Reputation: 47
super new to programming so sorry for any bad practices:
I was trying to make a web scraper that would scrape indeed.com for job listings in my field, and was following some articles on it online and I thought I understood it but now I think I've got a misunderstanding.
I'm attempting to scrape the location of the job which I found in the html as follows: html code
In order to scrape that location I was told to do as follows:
grabbing location name
c = div.find_all(name="span",attrs={"class":"location"})
for span in c:
print(span.text)
job_post.append(span.text)
However I'm noting that sometimes the webpage loads it under div, not span, so I edited the code as follows:
def find_location_for_job(self,div,job_post,city):
div2 = div.find_all(name="div",attrs={"class":"sjcl"})
print(div2)
try:
div3 = div2.find_all(name="div",attrs={"class":"location accessible-contrast-color-location"})
job_post.append(div3.text)
except:
span = div2.find_all(name="span",attrs={"class":"location accessible-contrast-color-location"})
job_post.append(span.text)
print(job_post)
However, half of the time it's still saying it can't find the text in the div/span, even when I search the posting and see it labeled as one or the other.
AttributeError: ResultSet object has no attribute 'find_all'. You're probably treating a list of elements like a single element. Did you call find_all() when you meant to call find()?
Note that I left the code I had found because it doesn't capture the results when div is used instead of span.
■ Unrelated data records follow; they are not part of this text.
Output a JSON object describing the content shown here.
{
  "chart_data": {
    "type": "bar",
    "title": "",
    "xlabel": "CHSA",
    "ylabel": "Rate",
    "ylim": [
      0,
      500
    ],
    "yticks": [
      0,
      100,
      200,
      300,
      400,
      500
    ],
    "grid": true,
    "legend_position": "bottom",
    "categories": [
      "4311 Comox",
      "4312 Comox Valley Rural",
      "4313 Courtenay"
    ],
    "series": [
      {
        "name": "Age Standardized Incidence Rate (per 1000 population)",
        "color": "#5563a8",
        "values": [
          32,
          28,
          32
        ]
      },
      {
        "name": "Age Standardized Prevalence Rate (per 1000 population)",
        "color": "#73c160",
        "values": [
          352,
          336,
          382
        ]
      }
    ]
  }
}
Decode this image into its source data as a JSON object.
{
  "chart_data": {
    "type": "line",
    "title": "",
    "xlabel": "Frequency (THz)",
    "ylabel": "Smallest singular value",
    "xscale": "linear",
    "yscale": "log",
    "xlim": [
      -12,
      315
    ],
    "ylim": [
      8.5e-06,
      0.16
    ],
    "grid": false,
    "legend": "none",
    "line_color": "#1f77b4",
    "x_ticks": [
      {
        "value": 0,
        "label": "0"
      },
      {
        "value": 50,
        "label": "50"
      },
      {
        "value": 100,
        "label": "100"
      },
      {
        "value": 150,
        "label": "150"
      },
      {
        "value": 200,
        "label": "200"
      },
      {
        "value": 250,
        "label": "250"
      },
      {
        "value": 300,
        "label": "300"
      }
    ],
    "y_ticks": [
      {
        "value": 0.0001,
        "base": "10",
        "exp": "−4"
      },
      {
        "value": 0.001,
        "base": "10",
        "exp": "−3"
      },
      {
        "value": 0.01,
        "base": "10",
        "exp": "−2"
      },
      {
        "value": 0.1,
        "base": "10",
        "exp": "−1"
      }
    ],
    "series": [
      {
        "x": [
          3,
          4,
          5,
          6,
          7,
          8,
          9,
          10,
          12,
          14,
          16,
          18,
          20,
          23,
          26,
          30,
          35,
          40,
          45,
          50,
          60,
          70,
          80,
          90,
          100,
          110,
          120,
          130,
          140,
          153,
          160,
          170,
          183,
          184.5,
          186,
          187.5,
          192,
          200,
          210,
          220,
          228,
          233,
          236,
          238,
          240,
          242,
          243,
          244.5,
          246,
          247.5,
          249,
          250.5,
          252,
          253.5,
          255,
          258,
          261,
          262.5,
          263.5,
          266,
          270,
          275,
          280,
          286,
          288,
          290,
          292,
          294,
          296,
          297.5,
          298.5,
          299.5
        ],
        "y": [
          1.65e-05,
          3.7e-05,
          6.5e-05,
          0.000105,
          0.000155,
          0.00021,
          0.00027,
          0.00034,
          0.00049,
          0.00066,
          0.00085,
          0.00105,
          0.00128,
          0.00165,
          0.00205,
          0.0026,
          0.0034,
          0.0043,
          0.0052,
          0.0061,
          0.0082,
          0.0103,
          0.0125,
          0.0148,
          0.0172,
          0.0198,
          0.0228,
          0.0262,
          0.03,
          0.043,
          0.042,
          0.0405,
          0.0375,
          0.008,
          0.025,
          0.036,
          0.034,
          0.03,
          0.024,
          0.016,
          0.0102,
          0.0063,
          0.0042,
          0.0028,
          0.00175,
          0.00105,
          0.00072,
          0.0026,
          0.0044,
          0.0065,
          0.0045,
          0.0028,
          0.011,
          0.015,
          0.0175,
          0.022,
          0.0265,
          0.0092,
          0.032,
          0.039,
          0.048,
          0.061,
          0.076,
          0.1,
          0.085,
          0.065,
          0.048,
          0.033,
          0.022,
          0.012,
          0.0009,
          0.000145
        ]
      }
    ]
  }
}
So my next troubleshooting step was to sorta combine my thoughts with theirs, which is as follows:
def find_location_for_job(self,div,job_post,city):
div2 = div.find_all(name="div",attrs={"class":"sjcl"})
try:
div3 = div2.find_all(name="div",attrs={"class":"location accessible-contrast-color-location"})
for span in div3:
job_post.append(span.text)
except:
div4 = div.findAll("span",attrs={"class":"location accessible-contrast-color-location"})
for span in div4:
job_post.append(span.text)
However this method throws the entire list of locations into every entry it scrapes (it scrapes 10 posting per city, so this method throws 10 locations into each of the 10 posting entries)
Can anyone tell me where I'm having the brain fart?
Edit: Full code in pastebin: https://pastebin.com/0LLb9ZcU
Upvotes: 1
Views: 104
Reputation: 1607
div2
is a ResultSet
because when you use BeautifulSoup's find_all
method that's what it returns. You need to iterate over the ResultSet
and search for the inner fields like so:
def find_location_for_job(self, div, job_post, city):
div2 = div.find_all(name="div",attrs={"class":"sjcl"})
for sjcl_div in div2:
div3 = div2.find_all(name="div",attrs={"class":"location accessible-contrast-color-location"})
div4 = div.find_all("span",attrs={"class":"location accessible-contrast-color-location"})
if div3:
for span in div3:
job_post.append(span.text)
elif div4:
for span in div4:
job_post.append(span.text)
else:
print("Uh-oh, couldn't find the tags!")
Upvotes: 2